OOS 71-7
Thirty-five years of ecological change after the 1980 eruption of Mount St. Helens

Thursday, August 13, 2015: 3:40 PM
314, Baltimore Convention Center
Virginia H. Dale, Environmental Sciences Divsion, Oak Ridge National Laboratory, Oak Ridge, TN
Charles M. Crisafulli, Pacific Northwest Research Station, USDA Forest Service, Amboy, WA
Background/Question/Methods

The eruption of Mount St. Helens on May 18, 1980, involved diverse geological processes that disturbed forests, meadows, lakes, and rivers. Although this intense natural event caused loss of substantial life and property, it also created a unique opportunity to examine a huge disturbance of natural systems and their subsequent responses. The first team of ecologists entered the devastation within a few days of the eruption and were amazed at the transformation. Shortly thereafter these ecologists established a system of permanent sampling plots over key types of disturbances, many of which remain to this date. The plots have been the basis of recording changes in vegetation patterns and processes. Studies of animal reestablishment complimented the plant research and have focused on diverse taxa over time. The prime question being addressed by these studies is how can 35-years of study of reestablishment and recovery inform understanding of ecosystem disturbances and succession and what information is pertinent to understanding and managing land-use practices.  

Results/Conclusions

Much has been learned from the reestablishment and successional processes occurring at Mount St. Helens. First, survival of organisms was strongly influenced by characteristics of disturbance processes, timing of the eruption, local site conditions, and biological factors.  Second, ecological succession has been very complex, proceeding at varying paces, on diverse paths, and with periodic setbacks by secondary disturbance processes.  Consequently, no single, overarching succession theory provides adequate framework to explain change. Finally, human activities have greatly altered natural ecological processes in many areas affected by the eruption.  Lessons learned have rewritten scientists’ understanding of recovery and succession and have been used to restore landscapes destroyed by mining and hurricanes.

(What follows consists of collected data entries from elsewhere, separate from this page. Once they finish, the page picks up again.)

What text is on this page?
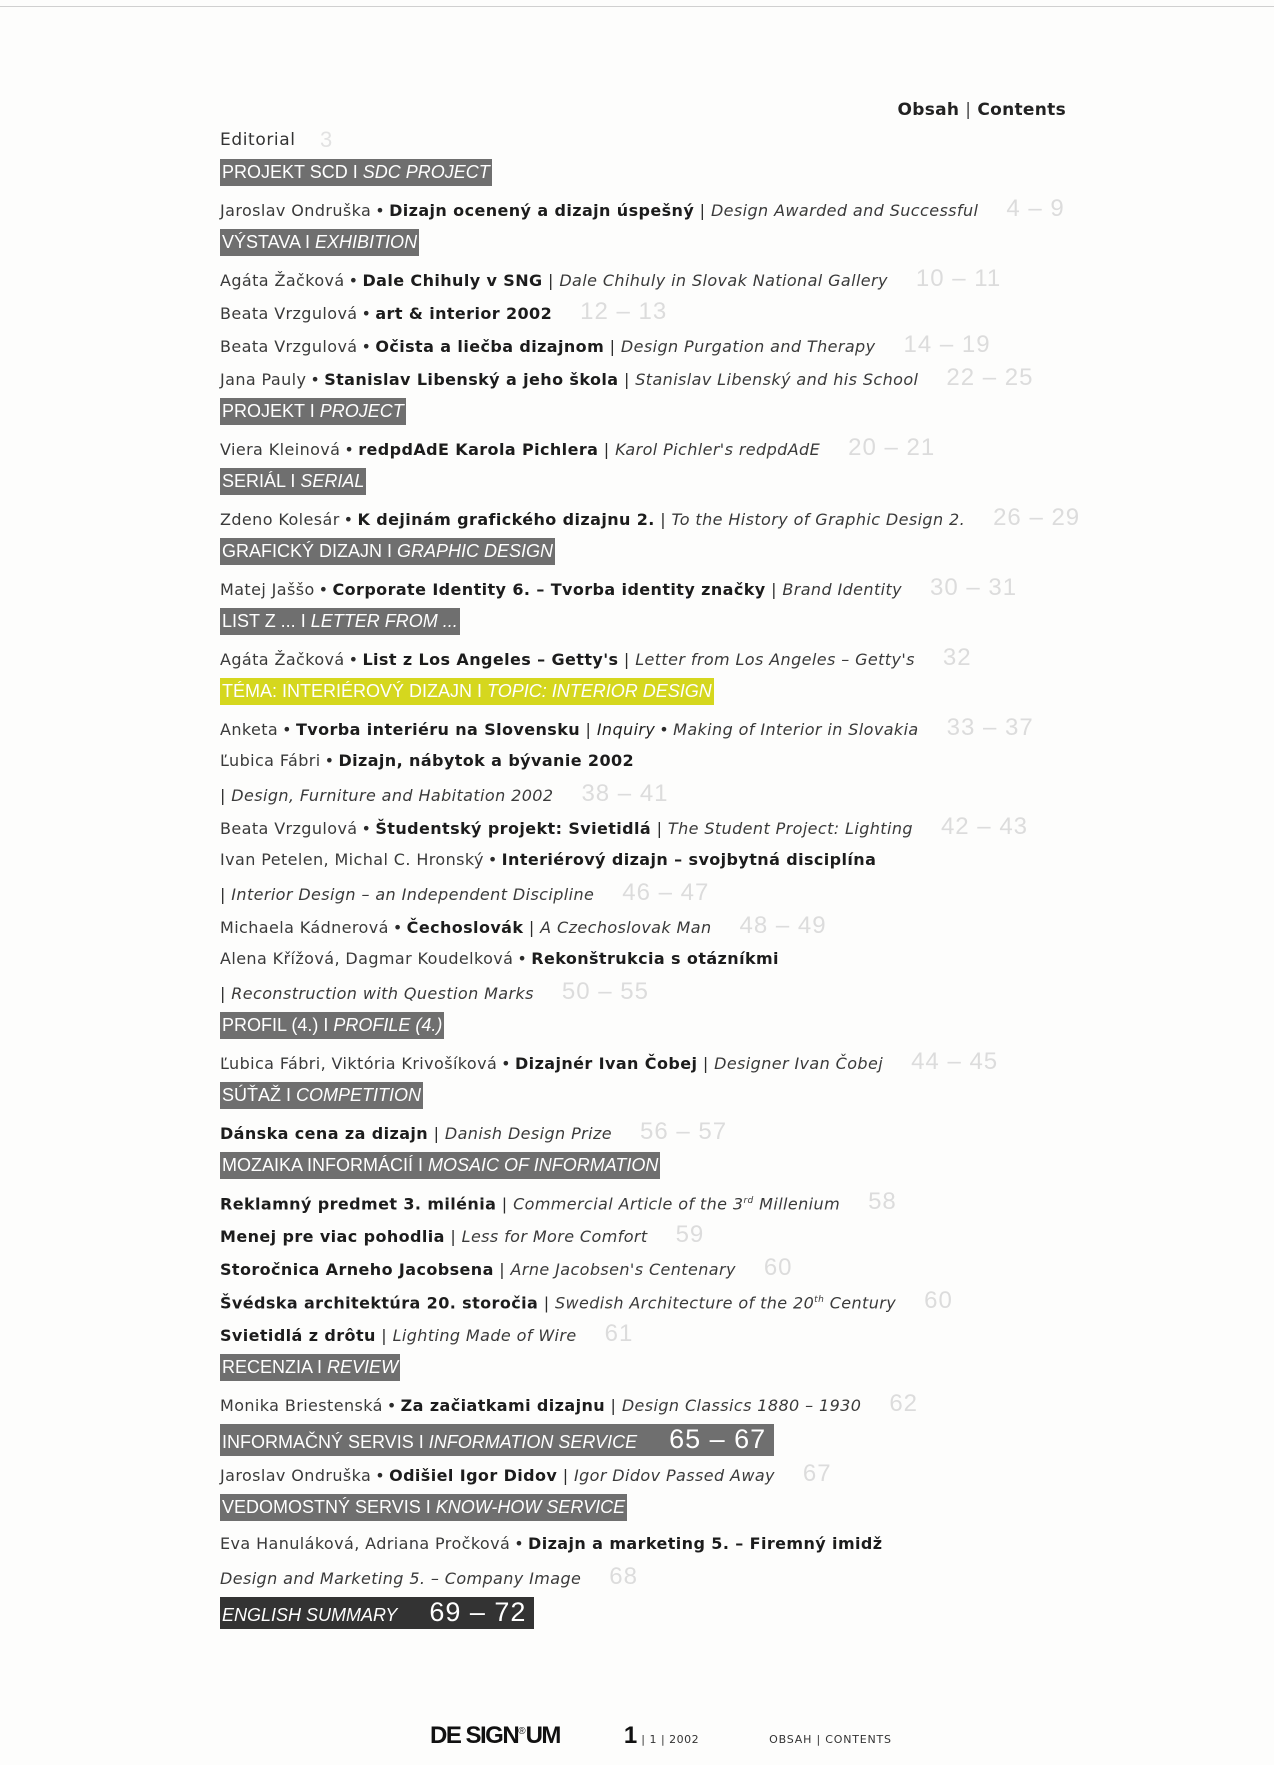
Obsah | Contents
Editorial 3
PROJEKT SCD I SDC PROJECT
Jaroslav Ondruška • Dizajn ocenený a dizajn úspešný | Design Awarded and Successful 4 – 9
VÝSTAVA I EXHIBITION
Agáta Žačková • Dale Chihuly v SNG | Dale Chihuly in Slovak National Gallery 10 – 11
Beata Vrzgulová • art & interior 2002 12 – 13
Beata Vrzgulová • Očista a liečba dizajnom | Design Purgation and Therapy 14 – 19
Jana Pauly • Stanislav Libenský a jeho škola | Stanislav Libenský and his School 22 – 25
PROJEKT I PROJECT
Viera Kleinová • redpdAdE Karola Pichlera | Karol Pichler's redpdAdE 20 – 21
SERIÁL I SERIAL
Zdeno Kolesár • K dejinám grafického dizajnu 2. | To the History of Graphic Design 2. 26 – 29
GRAFICKÝ DIZAJN I GRAPHIC DESIGN
Matej Jaššo • Corporate Identity 6. – Tvorba identity značky | Brand Identity 30 – 31
LIST Z ... I LETTER FROM ...
Agáta Žačková • List z Los Angeles – Getty's | Letter from Los Angeles – Getty's 32
TÉMA: INTERIÉROVÝ DIZAJN I TOPIC: INTERIOR DESIGN
Anketa • Tvorba interiéru na Slovensku | Inquiry • Making of Interior in Slovakia 33 – 37
Ľubica Fábri • Dizajn, nábytok a bývanie 2002
| Design, Furniture and Habitation 2002 38 – 41
Beata Vrzgulová • Študentský projekt: Svietidlá | The Student Project: Lighting 42 – 43
Ivan Petelen, Michal C. Hronský • Interiérový dizajn – svojbytná disciplína
| Interior Design – an Independent Discipline 46 – 47
Michaela Kádnerová • Čechoslovák | A Czechoslovak Man 48 – 49
Alena Křížová, Dagmar Koudelková • Rekonštrukcia s otázníkmi
| Reconstruction with Question Marks 50 – 55
PROFIL (4.) I PROFILE (4.)
Ľubica Fábri, Viktória Krivošíková • Dizajnér Ivan Čobej | Designer Ivan Čobej 44 – 45
SÚŤAŽ I COMPETITION
Dánska cena za dizajn | Danish Design Prize 56 – 57
MOZAIKA INFORMÁCIÍ I MOSAIC OF INFORMATION
Reklamný predmet 3. milénia | Commercial Article of the 3rd Millenium 58
Menej pre viac pohodlia | Less for More Comfort 59
Storočnica Arneho Jacobsena | Arne Jacobsen's Centenary 60
Švédska architektúra 20. storočia | Swedish Architecture of the 20th Century 60
Svietidlá z drôtu | Lighting Made of Wire 61
RECENZIA I REVIEW
Monika Briestenská • Za začiatkami dizajnu | Design Classics 1880 – 1930 62
INFORMAČNÝ SERVIS I INFORMATION SERVICE 65 – 67
Jaroslav Ondruška • Odišiel Igor Didov | Igor Didov Passed Away 67
VEDOMOSTNÝ SERVIS I KNOW-HOW SERVICE
Eva Hanuláková, Adriana Pročková • Dizajn a marketing 5. – Firemný imidž
Design and Marketing 5. – Company Image 68
ENGLISH SUMMARY 69 – 72
DE SIGN®UM	1 | 1 | 2002	OBSAH | CONTENTS
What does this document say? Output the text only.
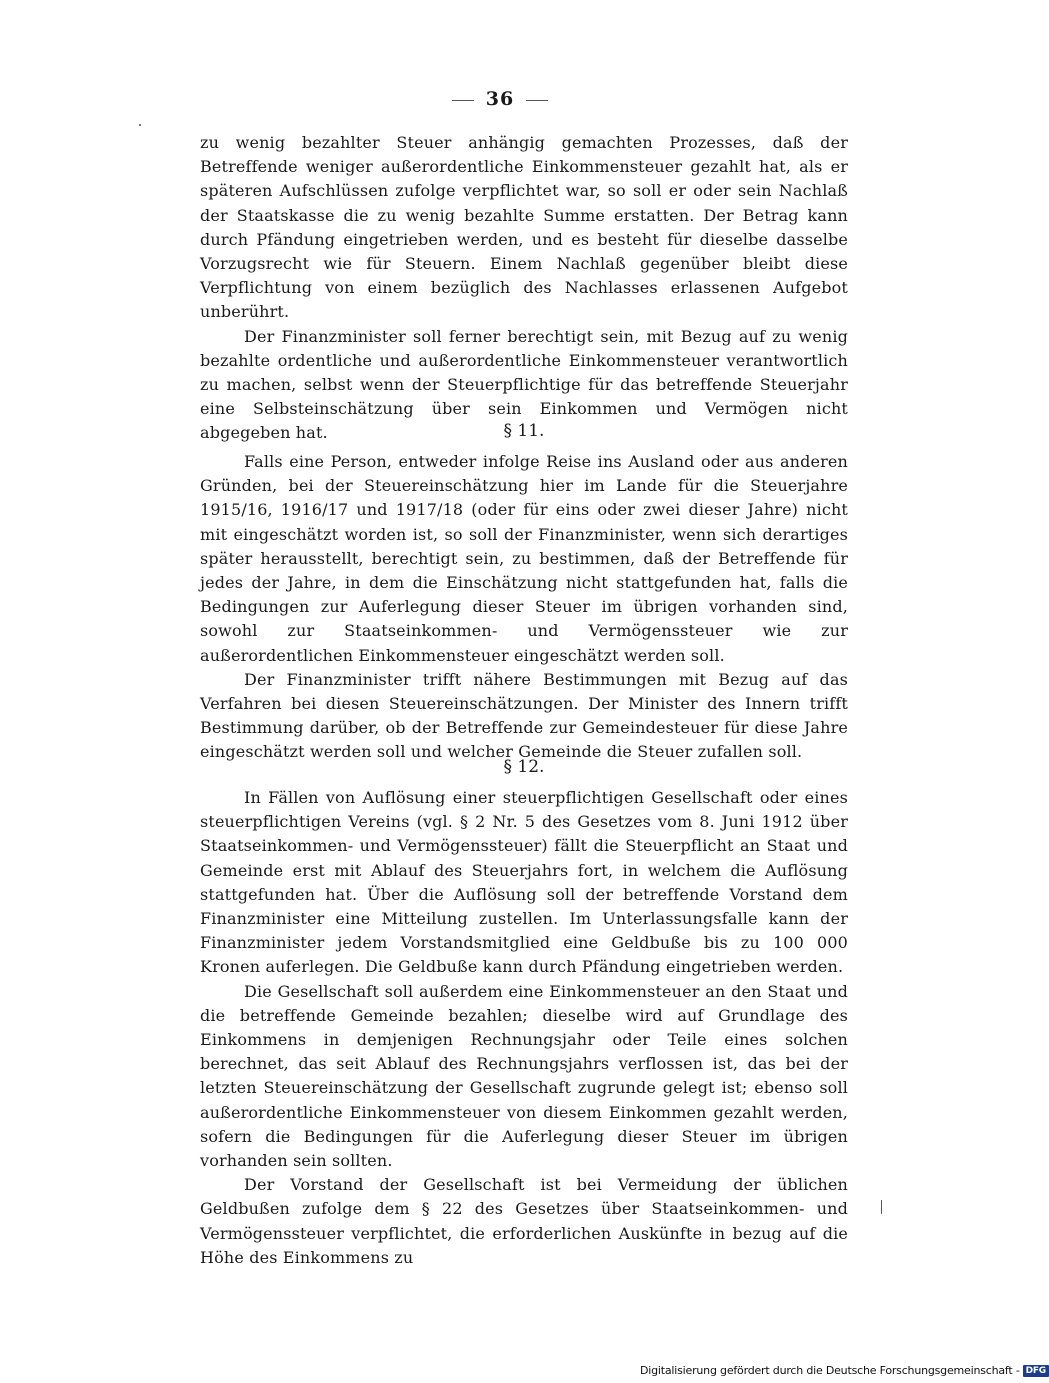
36

zu wenig bezahlter Steuer anhängig gemachten Prozesses, daß der Betreffende weniger außerordentliche Einkommensteuer gezahlt hat, als er späteren Aufschlüssen zufolge verpflichtet war, so soll er oder sein Nachlaß der Staatskasse die zu wenig bezahlte Summe erstatten. Der Betrag kann durch Pfändung eingetrieben werden, und es besteht für dieselbe dasselbe Vorzugsrecht wie für Steuern. Einem Nachlaß gegenüber bleibt diese Verpflichtung von einem bezüglich des Nachlasses erlassenen Aufgebot unberührt.

Der Finanzminister soll ferner berechtigt sein, mit Bezug auf zu wenig bezahlte ordentliche und außerordentliche Einkommensteuer verantwortlich zu machen, selbst wenn der Steuerpflichtige für das betreffende Steuerjahr eine Selbsteinschätzung über sein Einkommen und Vermögen nicht abgegeben hat.	§ 11.

Falls eine Person, entweder infolge Reise ins Ausland oder aus anderen Gründen, bei der Steuereinschätzung hier im Lande für die Steuerjahre 1915/16, 1916/17 und 1917/18 (oder für eins oder zwei dieser Jahre) nicht mit eingeschätzt worden ist, so soll der Finanzminister, wenn sich derartiges später herausstellt, berechtigt sein, zu bestimmen, daß der Betreffende für jedes der Jahre, in dem die Einschätzung nicht stattgefunden hat, falls die Bedingungen zur Auferlegung dieser Steuer im übrigen vorhanden sind, sowohl zur Staatseinkommen- und Vermögenssteuer wie zur außerordentlichen Einkommensteuer eingeschätzt werden soll.

Der Finanzminister trifft nähere Bestimmungen mit Bezug auf das Verfahren bei diesen Steuereinschätzungen. Der Minister des Innern trifft Bestimmung darüber, ob der Betreffende zur Gemeindesteuer für diese Jahre eingeschätzt werden soll und welcher Gemeinde die Steuer zufallen soll.

§ 12.

In Fällen von Auflösung einer steuerpflichtigen Gesellschaft oder eines steuerpflichtigen Vereins (vgl. § 2 Nr. 5 des Gesetzes vom 8. Juni 1912 über Staatseinkommen- und Vermögenssteuer) fällt die Steuerpflicht an Staat und Gemeinde erst mit Ablauf des Steuerjahrs fort, in welchem die Auflösung stattgefunden hat. Über die Auflösung soll der betreffende Vorstand dem Finanzminister eine Mitteilung zustellen. Im Unterlassungsfalle kann der Finanzminister jedem Vorstandsmitglied eine Geldbuße bis zu 100 000 Kronen auferlegen. Die Geldbuße kann durch Pfändung eingetrieben werden.

Die Gesellschaft soll außerdem eine Einkommensteuer an den Staat und die betreffende Gemeinde bezahlen; dieselbe wird auf Grundlage des Einkommens in demjenigen Rechnungsjahr oder Teile eines solchen berechnet, das seit Ablauf des Rechnungsjahrs verflossen ist, das bei der letzten Steuereinschätzung der Gesellschaft zugrunde gelegt ist; ebenso soll außerordentliche Einkommensteuer von diesem Einkommen gezahlt werden, sofern die Bedingungen für die Auferlegung dieser Steuer im übrigen vorhanden sein sollten.

Der Vorstand der Gesellschaft ist bei Vermeidung der üblichen Geldbußen zufolge dem § 22 des Gesetzes über Staatseinkommen- und Vermögenssteuer verpflichtet, die erforderlichen Auskünfte in bezug auf die Höhe des Einkommens zu

Digitalisierung gefördert durch die Deutsche Forschungsgemeinschaft - DFG
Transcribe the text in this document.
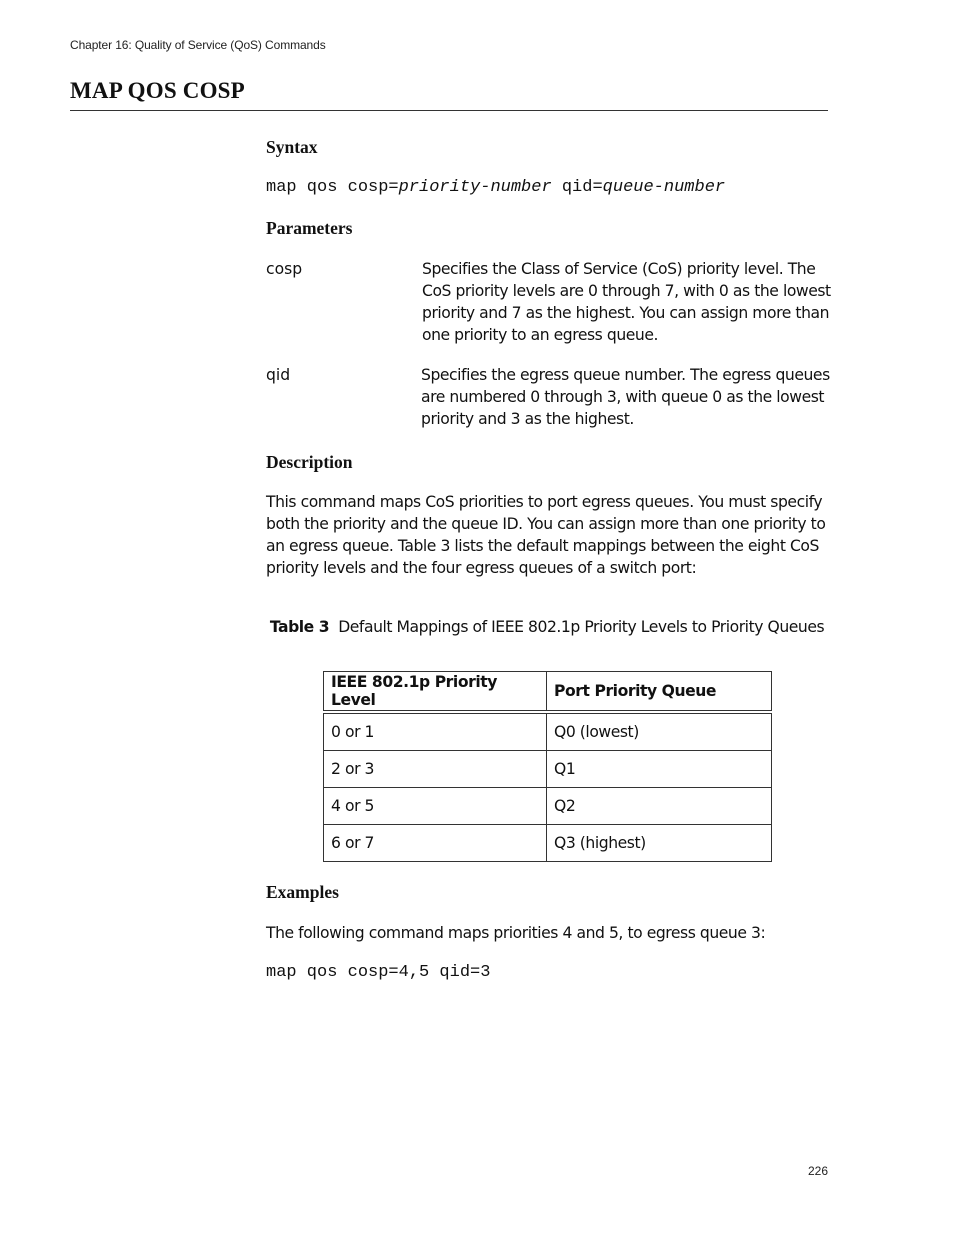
Chapter 16: Quality of Service (QoS) Commands
MAP QOS COSP
Syntax
map qos cosp=priority-number qid=queue-number
Parameters
cosp	Specifies the Class of Service (CoS) priority level. The CoS priority levels are 0 through 7, with 0 as the lowest priority and 7 as the highest. You can assign more than one priority to an egress queue.
qid	Specifies the egress queue number. The egress queues are numbered 0 through 3, with queue 0 as the lowest priority and 3 as the highest.
Description
This command maps CoS priorities to port egress queues. You must specify both the priority and the queue ID. You can assign more than one priority to an egress queue. Table 3 lists the default mappings between the eight CoS priority levels and the four egress queues of a switch port:
Table 3 Default Mappings of IEEE 802.1p Priority Levels to Priority Queues
IEEE 802.1p Priority Level	Port Priority Queue
0 or 1	Q0 (lowest)
2 or 3	Q1
4 or 5	Q2
6 or 7	Q3 (highest)
Examples
The following command maps priorities 4 and 5, to egress queue 3:
map qos cosp=4,5 qid=3
226
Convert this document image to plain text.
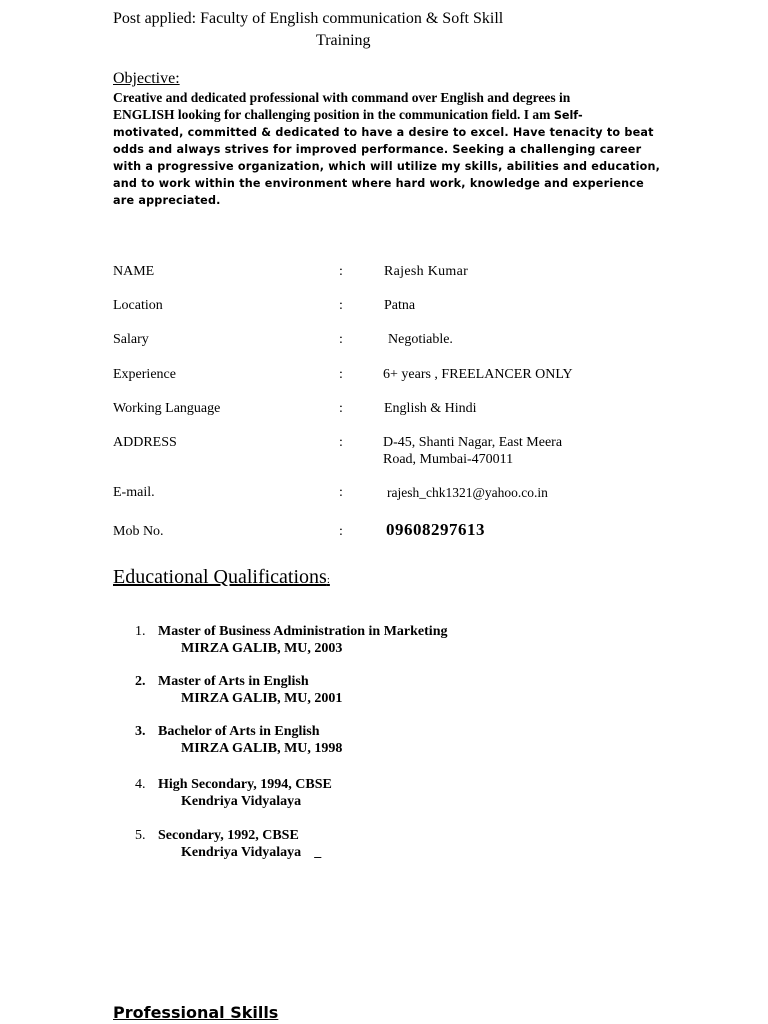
Post applied: Faculty of English communication & Soft Skill
Training
Objective:
Creative and dedicated professional with command over English and degrees in
ENGLISH looking for challenging position in the communication field. I am Self-
motivated, committed & dedicated to have a desire to excel. Have tenacity to beat
odds and always strives for improved performance. Seeking a challenging career
with a progressive organization, which will utilize my skills, abilities and education,
and to work within the environment where hard work, knowledge and experience
are appreciated.
NAME	:	Rajesh Kumar
Location	:	Patna
Salary	:	Negotiable.
Experience	:	6+ years , FREELANCER ONLY
Working Language	:	English & Hindi
ADDRESS	:	D-45, Shanti Nagar, East Meera
Road, Mumbai-470011
E-mail.	:	rajesh_chk1321@yahoo.co.in
Mob No.	:	09608297613
Educational Qualifications:
1. Master of Business Administration in Marketing
MIRZA GALIB, MU, 2003
2. Master of Arts in English
MIRZA GALIB, MU, 2001
3. Bachelor of Arts in English
MIRZA GALIB, MU, 1998
4. High Secondary, 1994, CBSE
Kendriya Vidyalaya
5. Secondary, 1992, CBSE
Kendriya Vidyalaya _
Professional Skills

For example, expecting recovery to occur from the margins, scientists were surprised to discover the importance of thousands upon thousands of surviving organisms within much of the volcanic landscape. Without plants and animals surviving in patches and in surrounding areas, recovery would not have occurred as quickly and widespread as it did.   The future pace of ecological changes at Mount St. Helens will be determined by complex processes of ecological succession influenced by landscape position, topography, climate, and further biotic, human, and geophysical forces.  This 35-year study also made too clear some of the challenges of long-term ecological studies such as ongoing disturbances, loss of permanent plots, difficulty of securing funding, and changes in taxonomy and technology (there was no GIS or GPS when we began).